News of the FDA approval sent BDSI (Nasdaq: BDSI) shares up 10 percent.

What to do next?

“We are pleased to have obtained FDA approval of our sNDA [supplemental new drug application] and to now be in a position to move toward returning Onsolis to the U.S. marketplace,” said Dr. Mark Sirgo, President and Chief Executive Officer. “Onsolis remains an important differentiated fentanyl containing product for this indication given that it is the only product for buccal administration, providing patients with an alternative dosing option.”

Onsolis is distributed orally through BDSI’s proprietary fentanyl buccal soluble film.
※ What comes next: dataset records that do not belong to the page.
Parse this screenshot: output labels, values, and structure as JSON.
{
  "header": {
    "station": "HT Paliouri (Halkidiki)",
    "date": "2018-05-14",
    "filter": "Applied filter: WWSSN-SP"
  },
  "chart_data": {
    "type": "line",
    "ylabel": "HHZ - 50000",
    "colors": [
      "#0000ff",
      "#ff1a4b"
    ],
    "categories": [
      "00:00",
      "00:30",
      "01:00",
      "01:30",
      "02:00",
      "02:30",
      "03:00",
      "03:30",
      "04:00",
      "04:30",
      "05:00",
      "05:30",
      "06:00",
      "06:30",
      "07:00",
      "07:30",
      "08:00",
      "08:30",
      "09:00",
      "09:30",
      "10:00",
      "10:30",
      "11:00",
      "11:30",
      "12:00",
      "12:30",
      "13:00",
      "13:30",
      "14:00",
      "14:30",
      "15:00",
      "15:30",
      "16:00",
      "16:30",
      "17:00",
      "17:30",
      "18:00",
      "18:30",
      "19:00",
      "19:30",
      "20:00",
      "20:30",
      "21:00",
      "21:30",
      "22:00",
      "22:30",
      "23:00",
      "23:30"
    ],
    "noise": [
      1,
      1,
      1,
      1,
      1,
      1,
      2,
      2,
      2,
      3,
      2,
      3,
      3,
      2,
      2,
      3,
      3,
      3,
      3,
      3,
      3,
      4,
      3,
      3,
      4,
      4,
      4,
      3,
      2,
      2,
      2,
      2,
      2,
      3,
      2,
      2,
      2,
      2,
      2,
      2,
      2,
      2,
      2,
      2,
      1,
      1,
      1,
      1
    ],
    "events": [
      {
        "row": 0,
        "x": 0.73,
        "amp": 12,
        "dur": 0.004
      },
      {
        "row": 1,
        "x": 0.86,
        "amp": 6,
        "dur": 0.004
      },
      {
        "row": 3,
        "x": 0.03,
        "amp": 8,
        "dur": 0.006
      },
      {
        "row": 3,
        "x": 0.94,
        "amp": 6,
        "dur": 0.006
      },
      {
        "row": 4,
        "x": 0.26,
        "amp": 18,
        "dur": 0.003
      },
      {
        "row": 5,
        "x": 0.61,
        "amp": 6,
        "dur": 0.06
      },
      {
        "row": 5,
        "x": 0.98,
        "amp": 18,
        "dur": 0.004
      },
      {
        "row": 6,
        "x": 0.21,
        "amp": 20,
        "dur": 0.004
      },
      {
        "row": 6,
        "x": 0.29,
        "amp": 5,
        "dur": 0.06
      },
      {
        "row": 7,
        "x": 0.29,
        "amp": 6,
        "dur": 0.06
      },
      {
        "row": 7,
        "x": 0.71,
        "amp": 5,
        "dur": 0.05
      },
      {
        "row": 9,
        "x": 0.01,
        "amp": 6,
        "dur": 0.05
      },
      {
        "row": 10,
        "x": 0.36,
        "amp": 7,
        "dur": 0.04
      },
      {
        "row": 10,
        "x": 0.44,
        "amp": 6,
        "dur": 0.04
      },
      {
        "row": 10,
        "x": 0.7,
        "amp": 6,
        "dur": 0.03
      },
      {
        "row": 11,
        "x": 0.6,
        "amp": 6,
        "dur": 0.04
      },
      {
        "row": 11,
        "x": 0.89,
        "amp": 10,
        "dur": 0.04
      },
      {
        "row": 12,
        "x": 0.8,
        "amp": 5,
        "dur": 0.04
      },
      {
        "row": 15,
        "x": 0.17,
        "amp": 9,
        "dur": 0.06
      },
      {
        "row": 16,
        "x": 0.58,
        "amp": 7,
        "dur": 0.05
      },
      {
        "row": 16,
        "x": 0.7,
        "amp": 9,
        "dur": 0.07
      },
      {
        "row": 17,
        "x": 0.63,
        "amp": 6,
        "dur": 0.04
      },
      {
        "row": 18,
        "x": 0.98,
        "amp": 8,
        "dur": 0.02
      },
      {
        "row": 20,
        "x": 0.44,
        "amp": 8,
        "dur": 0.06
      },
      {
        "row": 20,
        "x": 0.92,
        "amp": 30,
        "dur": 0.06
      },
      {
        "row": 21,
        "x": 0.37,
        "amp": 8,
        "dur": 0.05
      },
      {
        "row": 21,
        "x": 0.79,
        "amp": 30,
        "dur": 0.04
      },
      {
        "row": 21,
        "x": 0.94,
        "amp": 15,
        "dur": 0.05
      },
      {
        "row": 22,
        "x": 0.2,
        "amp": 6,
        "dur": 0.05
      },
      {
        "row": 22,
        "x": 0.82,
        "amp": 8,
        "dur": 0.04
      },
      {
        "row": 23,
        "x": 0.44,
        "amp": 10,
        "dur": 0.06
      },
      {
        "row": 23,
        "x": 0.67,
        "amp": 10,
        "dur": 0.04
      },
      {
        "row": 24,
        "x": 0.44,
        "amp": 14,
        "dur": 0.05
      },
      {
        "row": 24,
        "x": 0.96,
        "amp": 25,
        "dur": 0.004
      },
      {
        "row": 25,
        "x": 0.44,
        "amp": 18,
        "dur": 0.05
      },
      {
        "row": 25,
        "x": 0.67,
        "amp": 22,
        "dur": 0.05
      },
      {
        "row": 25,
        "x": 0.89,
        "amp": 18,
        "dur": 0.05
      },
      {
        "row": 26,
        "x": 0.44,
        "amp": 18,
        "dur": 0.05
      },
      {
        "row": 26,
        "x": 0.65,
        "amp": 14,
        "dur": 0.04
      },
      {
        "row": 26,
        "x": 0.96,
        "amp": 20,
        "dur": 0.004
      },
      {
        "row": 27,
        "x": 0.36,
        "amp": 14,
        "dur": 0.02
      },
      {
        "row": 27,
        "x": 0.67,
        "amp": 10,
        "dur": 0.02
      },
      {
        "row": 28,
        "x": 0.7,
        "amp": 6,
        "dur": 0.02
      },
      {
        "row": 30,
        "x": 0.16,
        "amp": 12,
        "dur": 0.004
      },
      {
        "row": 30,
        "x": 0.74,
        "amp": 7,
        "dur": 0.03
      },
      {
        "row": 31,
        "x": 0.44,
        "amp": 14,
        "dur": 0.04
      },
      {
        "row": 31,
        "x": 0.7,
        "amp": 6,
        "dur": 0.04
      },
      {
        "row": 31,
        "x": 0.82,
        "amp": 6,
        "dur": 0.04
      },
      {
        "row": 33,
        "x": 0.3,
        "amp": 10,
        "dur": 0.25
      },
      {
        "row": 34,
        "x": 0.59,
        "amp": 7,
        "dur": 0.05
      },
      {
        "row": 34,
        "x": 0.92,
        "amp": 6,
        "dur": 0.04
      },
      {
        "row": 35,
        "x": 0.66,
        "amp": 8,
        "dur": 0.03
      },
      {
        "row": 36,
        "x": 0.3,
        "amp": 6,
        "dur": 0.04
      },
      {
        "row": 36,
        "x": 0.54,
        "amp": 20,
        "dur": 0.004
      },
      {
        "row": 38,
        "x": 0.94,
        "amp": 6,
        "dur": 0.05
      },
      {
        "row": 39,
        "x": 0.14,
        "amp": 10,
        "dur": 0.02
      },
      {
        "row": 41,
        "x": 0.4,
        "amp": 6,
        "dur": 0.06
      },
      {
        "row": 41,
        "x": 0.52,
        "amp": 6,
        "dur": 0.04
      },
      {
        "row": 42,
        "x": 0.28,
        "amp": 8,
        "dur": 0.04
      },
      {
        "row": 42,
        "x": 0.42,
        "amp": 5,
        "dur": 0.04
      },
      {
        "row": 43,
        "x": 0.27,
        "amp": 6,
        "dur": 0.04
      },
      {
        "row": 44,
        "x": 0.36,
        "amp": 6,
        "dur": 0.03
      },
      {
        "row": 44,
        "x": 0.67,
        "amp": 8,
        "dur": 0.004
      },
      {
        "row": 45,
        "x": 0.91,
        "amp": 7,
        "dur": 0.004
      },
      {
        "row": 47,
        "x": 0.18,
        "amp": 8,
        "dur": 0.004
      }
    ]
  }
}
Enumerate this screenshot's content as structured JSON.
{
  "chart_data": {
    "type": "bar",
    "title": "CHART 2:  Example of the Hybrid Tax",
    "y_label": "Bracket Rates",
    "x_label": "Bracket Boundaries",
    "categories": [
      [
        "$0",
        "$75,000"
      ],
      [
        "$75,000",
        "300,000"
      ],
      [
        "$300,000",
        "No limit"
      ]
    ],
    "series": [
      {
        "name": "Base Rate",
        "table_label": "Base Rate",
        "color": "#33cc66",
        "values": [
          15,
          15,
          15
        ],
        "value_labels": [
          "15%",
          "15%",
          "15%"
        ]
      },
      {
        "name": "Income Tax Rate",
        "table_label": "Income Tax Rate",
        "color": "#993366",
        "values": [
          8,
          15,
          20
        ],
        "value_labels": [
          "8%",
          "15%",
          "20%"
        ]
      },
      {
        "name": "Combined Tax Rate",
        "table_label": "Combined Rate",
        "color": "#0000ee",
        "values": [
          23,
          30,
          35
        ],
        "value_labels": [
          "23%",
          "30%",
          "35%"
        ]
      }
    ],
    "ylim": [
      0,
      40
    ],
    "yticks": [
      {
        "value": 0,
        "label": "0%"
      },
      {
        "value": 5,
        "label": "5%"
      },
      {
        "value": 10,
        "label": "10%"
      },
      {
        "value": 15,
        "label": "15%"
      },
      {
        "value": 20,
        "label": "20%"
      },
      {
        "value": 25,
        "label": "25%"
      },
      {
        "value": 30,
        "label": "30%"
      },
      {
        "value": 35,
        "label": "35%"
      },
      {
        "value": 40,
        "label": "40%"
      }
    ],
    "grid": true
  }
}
BDSI also recently hired two former executives at Salix Pharmaceuticals to help lead sales efforts.

The new formulation deals with concerns raised by the FDA about coloring.

BDSI needs a new partner after ending an agreement for marketing in the U.S. with Meda Pharmaceuticals. Meda still markets Onsolis outside of the U.S. except in Taiwan and South Korea.

“Although we have options for ONSOLIS, including commercializing it on our own, our current plan is to determine the value we can secure in a partnership with a company that has access to the target physician audience,” Sirgo said in a statement. “We have been engaged with a number of potential partners, and with this approval, we can now proceed forward with those discussions in earnest. We will provide more definitive timing in the near future about the reintroduction but this would not be prior to 2016.”